Para entender como isso aconteceu é preciso voltar no tempo, quando Lúcia tinha 15 anos. “Morávamos no Butantã (bairro da zona sul de São Paulo), perto de um clube-escola, mantido pela prefeitura. Passei a ir ao local na companhia dos meus irmãos mais novos. Eles treinavam judô, e comecei a fazer o mesmo. Treinava e lutava com videntes mesmo”, fala Lúcia, que se adaptou muito rápido à modalidade, enfatizando que a prática só lhe trouxe benefícios, como maior autonomia e segurança.

Porém, mudou de bairro com a família e tudo ficou mais longe, então o judô foi esquecido por um tempo. Somente aos 26 anos, quando procurava uma ocupação profissional, é que ela voltou ao tatame. “Fui fazer um curso de massoterapia e lá acabei fazendo amizade muito forte com uma amiga, cega. Ela me falou do CESEC e fui conhecê-lo. Quando eles ficaram sabendo que eu praticava judô, me convidaram na hora para treinar. E foi o que fiz”.

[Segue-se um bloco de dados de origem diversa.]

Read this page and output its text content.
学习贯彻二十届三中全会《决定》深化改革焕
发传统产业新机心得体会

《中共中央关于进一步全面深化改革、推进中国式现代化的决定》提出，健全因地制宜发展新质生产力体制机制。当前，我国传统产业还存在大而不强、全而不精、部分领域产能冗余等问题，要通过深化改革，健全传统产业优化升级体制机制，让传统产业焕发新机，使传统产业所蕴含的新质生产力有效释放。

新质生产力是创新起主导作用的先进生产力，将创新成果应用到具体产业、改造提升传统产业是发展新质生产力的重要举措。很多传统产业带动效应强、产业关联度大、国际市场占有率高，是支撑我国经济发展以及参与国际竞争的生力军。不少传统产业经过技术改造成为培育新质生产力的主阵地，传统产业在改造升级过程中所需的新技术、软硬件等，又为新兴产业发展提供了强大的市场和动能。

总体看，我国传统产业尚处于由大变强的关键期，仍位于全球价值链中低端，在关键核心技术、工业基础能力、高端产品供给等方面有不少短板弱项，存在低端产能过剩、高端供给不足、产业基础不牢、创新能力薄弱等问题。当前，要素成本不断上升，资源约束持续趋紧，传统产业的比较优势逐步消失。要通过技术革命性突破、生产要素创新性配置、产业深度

No entanto, a família de Lúcia não recebeu bem a notícia e pediu a ela que parasse de treinar e competir. “Tive de mentir, fazer tudo às escondidas. Eu ia para a casa dessa minha amiga e minha mãe e meu padrasto achavam que eu ficava por lá até a hora do curso de massoterapia. Só que, na verdade, a gente ia para o CESEC, onde continuei treinando. Conheci um mundo novo na instituição, inovações tecnológicas inclusive”, conta Lúcia.

Em outubro de 2006 foi ao Rio de Janeiro e tornou-se campeã brasileira na categoria até 63 quilos (sua classificação funcional é B3). “Quando voltei a São Paulo não dava mais para esconder. Pedi desculpas a todos pela mentira, mas mostrei a medalha. Mais do que isso, meu potencial. Daí em diante, meus familiares passaram a me apoiar, não existiam mais argumentos que sustentassem a teoria deles. Na verdade, o que desejavam era aquela coisa de superproteção, mas isso não ajuda”.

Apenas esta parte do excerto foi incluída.